5 Ways Data Improves the Patient Experience
Data is available in an over-abundance in health care settings, and a patient’s experience is becoming more and more digitized. The key, however, is knowing how to process and use this information to improve the patient experience and outcome. Below are five ways that data – and its effective utilization – can positively impact a patient’s experience, from first response to hospital discharge and beyond.
- More Complete Impression Information
When a call is received and a bus deployed, every moment is critical in creating a positive outcome for the patient. EMS technicians are tasked with assessing and recording a wide array of vital information in a high-stress environment, while focusing on stabilizing and transporting a patient whose symptoms can range from the simple to the life-threatening.
Today’s ambulances can be outfitted with technology that makes accurately recording data easier than ever, increasing the likelihood of patients arriving at the emergency department with complete impression records. Software tools can even be customized for specific incident cases to walk a technician, step-by-step, through an electronic patient care record (ePCR) and ensure that no important data point is missed.
- Easier Handoff to Emergency Department
Now that the EMTs have successfully accomplished the goal of stabilizing, transporting, and recording primary information about a patient, the next major hurdle is handing him or her off to the emergency department as efficiently as possible. This is a key step in ensuring a seamless transition in care, and it’s imperative that the nurses and physicians at the receiving hospital are able to access and utilize the data recorded by the EMTs.
Today, agnostic software tools like Health Data Exchange (HDE) bridge the common “interoperability gap” between first responders and emergency departments by offering a single, agnostic platform that allows EMS to share the run sheet with hospital staff, who can then pull it into the hospital-based electronic health record (EHR) system. Gone are the days of carbon copy paper records that must be shared with various departments throughout the hospital; instead, all patient information is easily ported over electronically upon arrival.
- More Updated and Consistent Records During Treatment
Once the patient is fully in the care of the hospital staff, the ability to easily record and access data continues to play a vital role. In decades past, physicians would have to call down to their medical records department to request specific information, including the EMS run sheet. Today, the use of ePCRs makes inputting patient statistics easier than ever, tracking them seamless, and accessing them as easy as a few clicks in a software environment.
This digital data also helps drive down human error in an environment where hours are often exceptionally long and stress levels high. Making it easier to record data in the most efficient manner helps the nursing staff who are often working with multiple, high-demand patients. Easily viewing a complete, updated record makes it more likely for a physician – or a team of health care providers working together on a complicated case – to make the best treatment decisions possible and achieve more positive outcomes.

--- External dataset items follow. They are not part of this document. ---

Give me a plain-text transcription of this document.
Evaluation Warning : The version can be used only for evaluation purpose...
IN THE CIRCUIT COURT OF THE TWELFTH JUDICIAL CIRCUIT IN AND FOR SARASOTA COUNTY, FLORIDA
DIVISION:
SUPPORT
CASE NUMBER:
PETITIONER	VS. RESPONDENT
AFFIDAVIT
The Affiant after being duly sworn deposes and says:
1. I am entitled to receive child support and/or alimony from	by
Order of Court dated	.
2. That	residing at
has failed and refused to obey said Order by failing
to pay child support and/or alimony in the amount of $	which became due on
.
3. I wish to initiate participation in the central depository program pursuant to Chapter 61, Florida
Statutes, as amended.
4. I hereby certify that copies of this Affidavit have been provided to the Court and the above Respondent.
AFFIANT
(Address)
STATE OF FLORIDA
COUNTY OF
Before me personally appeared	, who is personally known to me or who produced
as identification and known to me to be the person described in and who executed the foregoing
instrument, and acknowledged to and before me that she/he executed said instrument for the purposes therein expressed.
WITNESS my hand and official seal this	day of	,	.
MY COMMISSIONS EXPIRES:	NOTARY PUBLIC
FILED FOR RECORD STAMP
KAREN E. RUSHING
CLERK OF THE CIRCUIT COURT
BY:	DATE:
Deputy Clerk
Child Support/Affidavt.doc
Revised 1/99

- More Efficient Follow-Up
Once a patient is discharged, there is still more work to be done by health care professionals. For example, today, as insurance companies continue to look for ways to drive down costs, many are employing “care coordinators” who follow up with patients via phone and email once the patient has been discharged. These coordinators, who are oftentimes RNs, ensure the former patient understands the instructions for at-home care, have follow up appointments set, do not have questions on medication, and know how to reach out for in-network help if needed in the future.
This support not only increases the likelihood of a healthier post-hospital life, but reduces cost for the insurance provider by reducing out of network emergencies and additional care that could have been prevented. Having access to complete, accurate patient records is imperative to the work of a care coordinator to fully understand that patient’s history and treatment record.
Additionally, members of the hospital’s billing department benefit greatly from accurate, data-rich records in processing payments and receiving reimbursements for care. Rather than recording and transposing stacks of paper records, they can focus their time and attention on the work of processing the claims themselves. This not only makes a hospital’s billing department more efficient, but also helps reduce staff stress and fatigue as they work with thousands of patient records.
- Better Care in the Future
Finally, accurate and easily available data improves the overall state of health care across the board, as it allows administrators and leaders to review incidents and processes to identify areas for improvement. HDE software allows hospitals to share back information with EMS, so that gaps can be noted and plans for improvement can be made.
Digitized records also make it easier to aggregate and dissect data, making it easier to complete audits required at state and national levels, as well as showing the need for additional staffing or support in specific areas. This helps ensure that health care professionals at all points of the spectrum will have the tools, funding, and support they need to deliver the best possible care for future patients.